Objective The objective is to compare the clinical and laboratory characteristics of systemic lupus erythematosus (SLE) patients with and without lupus enteritis (LE) and to identify the factors associated with the occurrence of LE. Methods We performed a retrospective, case-control study in hospitalized patients with SLE who were admitted to our tertiary hospital between January 2012 and December 2021. Sixteen LE patients (cases) were matched (1:3 ratio) for sex and birth year with 48 non-LE patients (controls). Univariable and multivariable logistic regression analyses were used to identify the variables associated with LE. Results Of 2,479 SLE patients who were admitted to our hospital as inpatients, 16 (0.65%) were diagnosed as having LE. All patients, cases and controls, were of Mestizo ethnicity. SLE was diagnosed simultaneously with the first episode of LE in 10 (62.5%) patients. The median time from SLE diagnosis to the first episode of LE was 7 (IQR 0–78) months. LE patients had a shorter median disease duration [7 (0–78) vs 34 (9.5–79) months], and a significantly longer hospital stay (28.3 ± 15.8 vs 6.5 ± 7.9 days, p < 0.001) than non-LE patients. Most LE patients (93.8%) had concomitant lupus nephritis. LE patients had higher SLEDAI-2K scores than those without LE (20.5 ± 9.4 vs 9.8 ± 10.4, p < 0.001). By multivariable analysis, a higher SLEDAI-2K score (OR 1.10, 95% CI 1.02–1.18; p = 0.015) was independently associated with LE occurrence after adjusting for cutaneous involvement, lymphocyte count, serum creatinine, and serum complement C4. Recurrence was observed in two patients (12.5%), both with a bowel wall thickening > 8 mm.
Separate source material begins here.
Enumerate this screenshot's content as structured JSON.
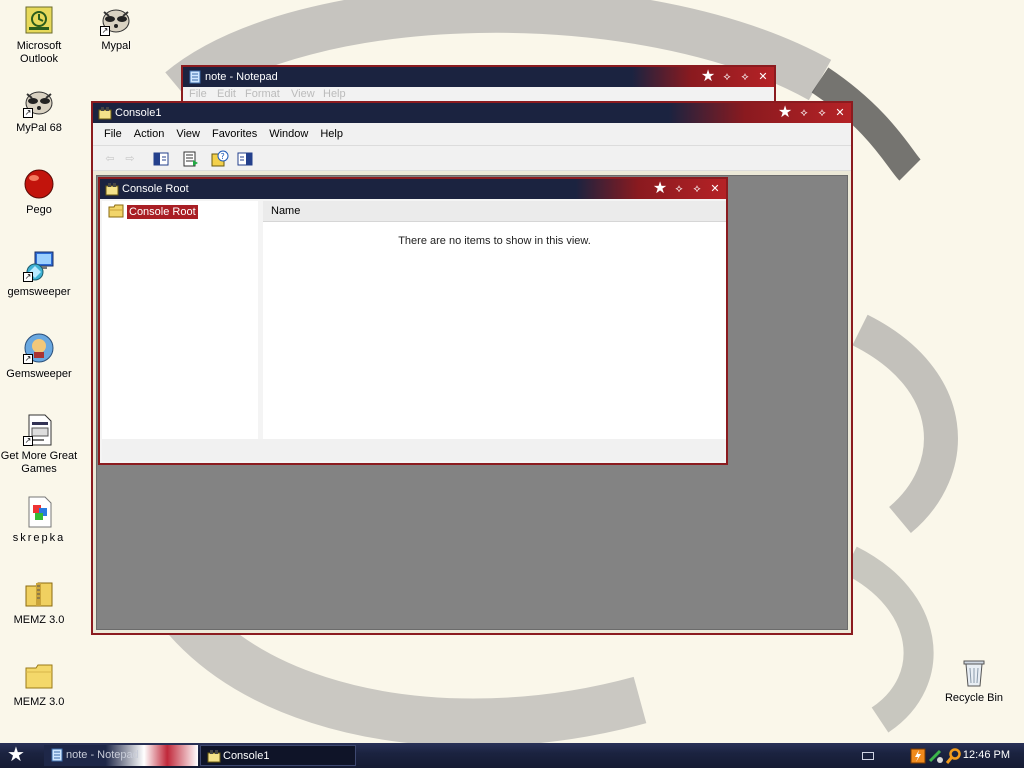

The two patients with large intestine-dominant LE developed intestinal pseudo-obstruction. No patient had life-threatening complications (intestinal hemorrhage, infarction, or perforation), and there were no deaths induced directly by LE itself. Conclusion In patients of Mestizo ethnicity, LE occurs during the early course of SLE, frequently is one of the presenting manifestations of SLE, and in most cases, it presents with concomitant lupus nephritis. Higher levels of disease activity at diagnosis were independently associated with LE occurrence and when recurrences occur, they do so in the context of severe wall thickness.